The panel under the industry ministry came to the conclusion after narrowing the choice to either releasing the contaminated water into the Pacific Ocean or letting it evaporate - and opted for the former. Based on past practice it is likely the government will accept the recommendation.
The build-up of contaminated water at Fukushima has been a sticking point in the clean-up, which is likely to last decades, especially as the Olympics are due to be held in Tokyo this summer with some events less than 60 km (35 miles) from the wrecked plant. [nL4N29R14D]
Neighboring South Korea has retained a ban on imports of seafood from Japan’s Fukushima region imposed after the nuclear disaster and summoned a senior Japanese embassy official last year to explain how the Fukushima water would be dealt with.

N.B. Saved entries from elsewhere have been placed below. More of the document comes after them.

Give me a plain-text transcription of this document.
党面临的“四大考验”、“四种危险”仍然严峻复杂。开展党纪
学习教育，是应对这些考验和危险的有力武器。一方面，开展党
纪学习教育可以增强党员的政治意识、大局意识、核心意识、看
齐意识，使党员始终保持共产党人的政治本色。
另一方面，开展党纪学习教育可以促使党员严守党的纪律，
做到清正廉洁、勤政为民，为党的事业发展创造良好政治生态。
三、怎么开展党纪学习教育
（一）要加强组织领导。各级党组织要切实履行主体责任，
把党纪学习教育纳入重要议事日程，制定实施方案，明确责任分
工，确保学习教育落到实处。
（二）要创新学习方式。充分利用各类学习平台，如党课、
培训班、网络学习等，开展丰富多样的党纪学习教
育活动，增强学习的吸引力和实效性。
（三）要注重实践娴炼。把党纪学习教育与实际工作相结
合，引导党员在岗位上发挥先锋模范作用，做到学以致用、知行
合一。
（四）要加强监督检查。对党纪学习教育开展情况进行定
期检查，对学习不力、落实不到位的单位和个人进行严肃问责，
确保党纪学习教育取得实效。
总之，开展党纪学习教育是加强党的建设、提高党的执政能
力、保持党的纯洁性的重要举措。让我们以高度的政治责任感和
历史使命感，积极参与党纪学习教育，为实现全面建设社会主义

Its athletes are planning to bring their own radiation detectors and food to the Games.
In 2018, Tokyo Electric apologized after admitting its filtration systems had not removed all dangerous material from the water - and the site is running out of room for storage tanks.
But it plans to remove all radioactive particles from the water except tritium, an isotope of hydrogen that is hard to separate and is considered to be relatively harmless.
“Compared to evaporation, ocean release can be done more securely,” the committee said, pointing to common practice around the world where normally operating nuclear stations release water that contains tritium into the sea.
The recommendation needs to be confirmed by the head of the panel, Nagoya University Professor Emeritus Ichiro Yamamoto, and submitted to the government at a later date, which has not been set.
Tokyo Electric, or Tepco, has collected nearly 1.2 million tonnes of contaminated water from the cooling pipes used to keep fuel cores from melting since the plant was crippled by an earthquake and tsunami in 2011. The water is stored in huge tanks that crowd the site.
The utility says it will run out of room to store the water by 2022.